5) Quiero añadir una última observación. No desearía caer en tecnicismos teológicos abstractos utilizando un lenguaje inaccesible para los lectores de este libro. A mi juicio, una interpretación sesgada del sacramento del bautismo ha convertido este rito en el sacramento de los recién nacidos, el sacramento que acompaña el nacimiento de los niños. Al utilizar este criterio, los sacramentos son interpretados como ritos que acompañan el desarrollo biológico del cristiano. Esta interpretación, aceptable desde cierto punto de vista, no agota en absoluto la realidad profunda de los sacramentos.

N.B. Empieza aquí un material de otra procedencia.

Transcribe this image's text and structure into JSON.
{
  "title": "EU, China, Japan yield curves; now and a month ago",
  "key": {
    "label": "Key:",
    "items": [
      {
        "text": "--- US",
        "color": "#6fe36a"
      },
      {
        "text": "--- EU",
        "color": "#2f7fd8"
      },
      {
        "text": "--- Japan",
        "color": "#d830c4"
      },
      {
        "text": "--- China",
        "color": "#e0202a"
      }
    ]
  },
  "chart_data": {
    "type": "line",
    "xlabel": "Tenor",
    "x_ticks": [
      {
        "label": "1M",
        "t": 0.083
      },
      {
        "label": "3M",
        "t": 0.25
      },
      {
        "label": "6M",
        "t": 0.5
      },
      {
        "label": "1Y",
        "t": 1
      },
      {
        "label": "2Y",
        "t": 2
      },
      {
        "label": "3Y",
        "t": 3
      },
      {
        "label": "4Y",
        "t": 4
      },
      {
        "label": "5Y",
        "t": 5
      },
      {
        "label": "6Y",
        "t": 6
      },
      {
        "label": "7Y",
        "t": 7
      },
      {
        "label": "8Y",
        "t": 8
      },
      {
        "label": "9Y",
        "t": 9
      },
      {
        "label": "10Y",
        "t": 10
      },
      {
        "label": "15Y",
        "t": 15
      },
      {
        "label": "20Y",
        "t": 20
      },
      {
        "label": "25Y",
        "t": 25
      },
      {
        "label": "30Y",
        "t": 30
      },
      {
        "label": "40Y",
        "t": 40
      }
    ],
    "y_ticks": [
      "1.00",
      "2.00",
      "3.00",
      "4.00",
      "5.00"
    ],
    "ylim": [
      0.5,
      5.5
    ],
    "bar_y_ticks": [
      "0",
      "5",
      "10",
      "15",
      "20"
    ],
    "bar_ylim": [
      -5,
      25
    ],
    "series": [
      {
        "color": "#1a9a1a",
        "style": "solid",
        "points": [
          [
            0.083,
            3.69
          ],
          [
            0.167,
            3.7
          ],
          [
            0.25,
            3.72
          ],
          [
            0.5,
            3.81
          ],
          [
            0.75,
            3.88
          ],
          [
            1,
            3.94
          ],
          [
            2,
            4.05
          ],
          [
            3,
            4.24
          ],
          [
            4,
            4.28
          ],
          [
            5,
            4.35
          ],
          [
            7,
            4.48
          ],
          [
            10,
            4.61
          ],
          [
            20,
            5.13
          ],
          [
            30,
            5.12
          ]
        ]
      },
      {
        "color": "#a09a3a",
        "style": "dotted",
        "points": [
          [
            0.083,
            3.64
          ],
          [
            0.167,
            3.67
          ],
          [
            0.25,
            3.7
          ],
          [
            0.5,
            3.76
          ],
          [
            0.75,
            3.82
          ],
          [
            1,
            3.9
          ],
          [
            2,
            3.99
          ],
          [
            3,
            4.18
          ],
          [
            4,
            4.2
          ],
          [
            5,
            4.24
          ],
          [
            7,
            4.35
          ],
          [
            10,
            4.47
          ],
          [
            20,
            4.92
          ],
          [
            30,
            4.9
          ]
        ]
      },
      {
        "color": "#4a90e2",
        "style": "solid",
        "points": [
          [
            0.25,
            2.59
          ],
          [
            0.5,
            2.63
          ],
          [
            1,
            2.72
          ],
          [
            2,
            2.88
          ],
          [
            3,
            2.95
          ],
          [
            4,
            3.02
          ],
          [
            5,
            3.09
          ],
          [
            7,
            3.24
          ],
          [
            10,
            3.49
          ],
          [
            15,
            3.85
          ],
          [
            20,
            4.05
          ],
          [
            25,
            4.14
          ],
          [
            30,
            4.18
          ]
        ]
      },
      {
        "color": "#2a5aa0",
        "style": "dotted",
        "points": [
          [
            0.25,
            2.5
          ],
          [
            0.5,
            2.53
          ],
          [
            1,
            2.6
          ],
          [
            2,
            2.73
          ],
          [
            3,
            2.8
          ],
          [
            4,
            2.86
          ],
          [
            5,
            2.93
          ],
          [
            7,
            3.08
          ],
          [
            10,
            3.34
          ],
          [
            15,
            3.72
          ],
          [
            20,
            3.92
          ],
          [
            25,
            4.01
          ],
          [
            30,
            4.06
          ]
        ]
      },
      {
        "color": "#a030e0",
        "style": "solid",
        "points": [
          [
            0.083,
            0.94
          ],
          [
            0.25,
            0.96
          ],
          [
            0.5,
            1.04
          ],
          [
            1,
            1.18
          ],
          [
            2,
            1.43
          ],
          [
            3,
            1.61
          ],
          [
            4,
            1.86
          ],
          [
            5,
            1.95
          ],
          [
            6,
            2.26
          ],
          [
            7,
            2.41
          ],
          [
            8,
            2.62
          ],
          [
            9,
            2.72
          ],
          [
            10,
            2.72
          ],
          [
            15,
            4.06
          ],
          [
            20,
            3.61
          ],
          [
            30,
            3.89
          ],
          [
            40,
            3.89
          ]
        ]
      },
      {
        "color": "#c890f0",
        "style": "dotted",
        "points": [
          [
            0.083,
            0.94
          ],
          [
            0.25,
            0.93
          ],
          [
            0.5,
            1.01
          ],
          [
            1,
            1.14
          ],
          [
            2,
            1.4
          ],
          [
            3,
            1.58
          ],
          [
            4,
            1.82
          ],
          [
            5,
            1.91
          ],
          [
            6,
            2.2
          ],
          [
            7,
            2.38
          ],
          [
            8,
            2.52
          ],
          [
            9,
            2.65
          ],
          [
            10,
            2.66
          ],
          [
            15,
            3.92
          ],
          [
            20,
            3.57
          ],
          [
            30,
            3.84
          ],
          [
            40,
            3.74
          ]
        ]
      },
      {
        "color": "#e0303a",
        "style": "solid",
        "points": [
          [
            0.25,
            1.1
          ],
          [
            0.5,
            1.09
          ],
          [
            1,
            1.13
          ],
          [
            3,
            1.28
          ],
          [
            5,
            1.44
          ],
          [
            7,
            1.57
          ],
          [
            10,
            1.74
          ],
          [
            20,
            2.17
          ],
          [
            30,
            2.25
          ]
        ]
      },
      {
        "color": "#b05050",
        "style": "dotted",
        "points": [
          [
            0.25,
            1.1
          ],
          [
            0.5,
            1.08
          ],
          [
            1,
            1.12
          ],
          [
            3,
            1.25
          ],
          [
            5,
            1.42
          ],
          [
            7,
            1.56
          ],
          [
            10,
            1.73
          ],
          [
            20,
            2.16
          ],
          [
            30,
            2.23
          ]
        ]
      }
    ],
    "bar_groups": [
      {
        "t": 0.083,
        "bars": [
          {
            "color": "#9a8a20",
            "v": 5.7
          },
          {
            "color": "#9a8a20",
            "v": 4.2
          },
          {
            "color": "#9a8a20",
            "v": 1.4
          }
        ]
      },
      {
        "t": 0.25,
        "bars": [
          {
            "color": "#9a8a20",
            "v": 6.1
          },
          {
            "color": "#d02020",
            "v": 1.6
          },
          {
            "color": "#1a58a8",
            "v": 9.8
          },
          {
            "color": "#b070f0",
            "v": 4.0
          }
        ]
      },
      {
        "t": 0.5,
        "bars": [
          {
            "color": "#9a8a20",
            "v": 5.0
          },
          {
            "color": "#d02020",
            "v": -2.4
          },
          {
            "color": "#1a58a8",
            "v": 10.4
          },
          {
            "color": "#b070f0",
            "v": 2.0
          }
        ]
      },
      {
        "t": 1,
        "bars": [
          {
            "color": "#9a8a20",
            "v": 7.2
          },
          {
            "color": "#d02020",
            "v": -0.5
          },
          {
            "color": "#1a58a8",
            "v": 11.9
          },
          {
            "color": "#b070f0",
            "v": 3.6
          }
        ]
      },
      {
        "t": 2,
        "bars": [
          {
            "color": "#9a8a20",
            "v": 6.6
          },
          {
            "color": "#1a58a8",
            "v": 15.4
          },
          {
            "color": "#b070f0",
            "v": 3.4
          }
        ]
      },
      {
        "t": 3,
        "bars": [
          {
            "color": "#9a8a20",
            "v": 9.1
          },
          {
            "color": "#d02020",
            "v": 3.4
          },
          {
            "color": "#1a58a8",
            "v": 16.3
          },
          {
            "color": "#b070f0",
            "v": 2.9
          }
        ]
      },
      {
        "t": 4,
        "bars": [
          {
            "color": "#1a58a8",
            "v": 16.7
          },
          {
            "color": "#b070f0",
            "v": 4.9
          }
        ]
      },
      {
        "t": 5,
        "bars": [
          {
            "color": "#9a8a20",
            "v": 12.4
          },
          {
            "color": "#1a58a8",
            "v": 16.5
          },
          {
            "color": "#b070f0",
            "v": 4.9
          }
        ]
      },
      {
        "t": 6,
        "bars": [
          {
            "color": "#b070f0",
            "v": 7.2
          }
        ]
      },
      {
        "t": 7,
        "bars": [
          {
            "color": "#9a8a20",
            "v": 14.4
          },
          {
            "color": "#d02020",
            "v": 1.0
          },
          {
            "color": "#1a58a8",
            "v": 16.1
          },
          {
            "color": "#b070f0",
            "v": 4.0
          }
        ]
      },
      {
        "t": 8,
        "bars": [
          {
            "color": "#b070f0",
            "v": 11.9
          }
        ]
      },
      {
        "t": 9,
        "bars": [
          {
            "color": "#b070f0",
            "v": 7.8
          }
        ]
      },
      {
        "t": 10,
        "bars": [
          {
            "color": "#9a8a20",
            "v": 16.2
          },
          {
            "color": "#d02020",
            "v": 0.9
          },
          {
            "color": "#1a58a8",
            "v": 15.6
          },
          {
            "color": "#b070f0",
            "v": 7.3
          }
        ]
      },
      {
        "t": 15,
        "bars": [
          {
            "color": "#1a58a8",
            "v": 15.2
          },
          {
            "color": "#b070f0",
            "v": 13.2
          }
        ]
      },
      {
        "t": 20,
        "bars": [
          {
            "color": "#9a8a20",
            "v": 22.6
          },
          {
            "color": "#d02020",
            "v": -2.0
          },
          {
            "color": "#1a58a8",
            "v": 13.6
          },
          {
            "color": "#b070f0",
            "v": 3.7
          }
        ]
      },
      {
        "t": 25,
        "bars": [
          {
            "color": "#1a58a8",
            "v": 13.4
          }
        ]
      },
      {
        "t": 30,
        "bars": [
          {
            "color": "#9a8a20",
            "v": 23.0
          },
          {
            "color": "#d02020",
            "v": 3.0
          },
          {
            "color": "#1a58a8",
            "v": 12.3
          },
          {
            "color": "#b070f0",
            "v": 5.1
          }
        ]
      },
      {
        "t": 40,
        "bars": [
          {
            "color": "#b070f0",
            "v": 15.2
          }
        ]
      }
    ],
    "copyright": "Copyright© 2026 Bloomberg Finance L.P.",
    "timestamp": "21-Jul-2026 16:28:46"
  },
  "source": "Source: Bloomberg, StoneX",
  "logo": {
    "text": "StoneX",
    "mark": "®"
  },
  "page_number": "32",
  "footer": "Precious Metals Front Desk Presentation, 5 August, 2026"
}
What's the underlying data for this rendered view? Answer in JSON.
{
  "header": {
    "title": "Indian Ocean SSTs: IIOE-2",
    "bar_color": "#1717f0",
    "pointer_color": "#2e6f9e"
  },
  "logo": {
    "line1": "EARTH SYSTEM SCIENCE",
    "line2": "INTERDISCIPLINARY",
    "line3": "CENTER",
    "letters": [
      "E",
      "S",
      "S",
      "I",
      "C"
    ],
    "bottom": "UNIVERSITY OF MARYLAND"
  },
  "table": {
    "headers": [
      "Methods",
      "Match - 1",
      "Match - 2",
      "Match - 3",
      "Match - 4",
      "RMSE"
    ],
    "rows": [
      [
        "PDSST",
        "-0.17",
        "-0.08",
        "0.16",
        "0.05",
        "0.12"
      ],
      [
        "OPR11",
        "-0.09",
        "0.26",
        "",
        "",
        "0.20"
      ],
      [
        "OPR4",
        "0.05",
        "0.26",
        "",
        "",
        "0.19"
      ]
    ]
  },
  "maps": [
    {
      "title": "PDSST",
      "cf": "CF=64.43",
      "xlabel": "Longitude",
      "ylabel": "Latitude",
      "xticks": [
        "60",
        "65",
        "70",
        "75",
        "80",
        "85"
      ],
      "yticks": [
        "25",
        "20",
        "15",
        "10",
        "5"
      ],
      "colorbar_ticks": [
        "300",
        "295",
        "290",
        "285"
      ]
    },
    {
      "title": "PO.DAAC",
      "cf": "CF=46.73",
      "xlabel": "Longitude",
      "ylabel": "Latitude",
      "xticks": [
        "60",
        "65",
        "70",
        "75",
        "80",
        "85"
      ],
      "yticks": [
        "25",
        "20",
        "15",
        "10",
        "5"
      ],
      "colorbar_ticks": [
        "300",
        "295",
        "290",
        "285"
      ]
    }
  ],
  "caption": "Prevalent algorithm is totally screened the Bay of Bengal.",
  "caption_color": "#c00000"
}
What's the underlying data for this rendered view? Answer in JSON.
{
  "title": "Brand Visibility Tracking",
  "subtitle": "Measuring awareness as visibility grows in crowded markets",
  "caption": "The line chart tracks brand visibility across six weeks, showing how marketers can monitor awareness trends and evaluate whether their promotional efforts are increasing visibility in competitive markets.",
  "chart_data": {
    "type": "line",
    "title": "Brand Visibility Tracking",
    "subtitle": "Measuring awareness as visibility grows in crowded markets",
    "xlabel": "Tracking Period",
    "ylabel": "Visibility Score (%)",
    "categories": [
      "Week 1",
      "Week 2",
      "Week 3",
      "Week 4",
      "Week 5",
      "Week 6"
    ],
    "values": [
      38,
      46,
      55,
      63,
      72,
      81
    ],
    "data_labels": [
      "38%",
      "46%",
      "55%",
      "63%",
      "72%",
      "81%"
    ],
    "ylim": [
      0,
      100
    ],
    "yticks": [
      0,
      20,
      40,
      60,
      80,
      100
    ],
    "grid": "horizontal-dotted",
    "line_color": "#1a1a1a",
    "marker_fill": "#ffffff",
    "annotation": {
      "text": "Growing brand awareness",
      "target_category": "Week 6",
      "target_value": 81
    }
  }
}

Estos se definen no por su referencia al desarrollo biológico, sino por los diferentes niveles de nuestra gradual y progresiva incorporación a Cristo, experimentada desde una evidente pluralidad de situaciones existenciales. Lo cual, a juicio de los teólogos, explica la pluralidad de sacramentos. Hablando en plata, todos sabemos que el bautismo no es solo un sacramento para niños, sino que también existe la celebración del bautismo para adultos. En este caso no cabría la más mínima analogía que permitiera asimilar el bautismo cristiano a la incorporación de un niño a la sociedad democrática y ciudadana.
6) Termino. A mí no me gusta que se utilice el término «bautismo» para referirse a la incorporación del niño a la comunidad ciudadana. Sin embargo, reconozco la existencia de importantes analogías que hacen de ese acto una especie de rito de iniciación. Además, me parece justo que, en una sociedad laica, haya personas que deseen celebrar de alguna forma, al margen de la religión, el acceso de sus hijos a la vida social. No es de recibo, sin embargo, la escandalera monumental montada con motivo del «bautismo laico» del hijo de Cayetana Guillén Cuervo, por hipócrita, indocumentada y tendenciosa.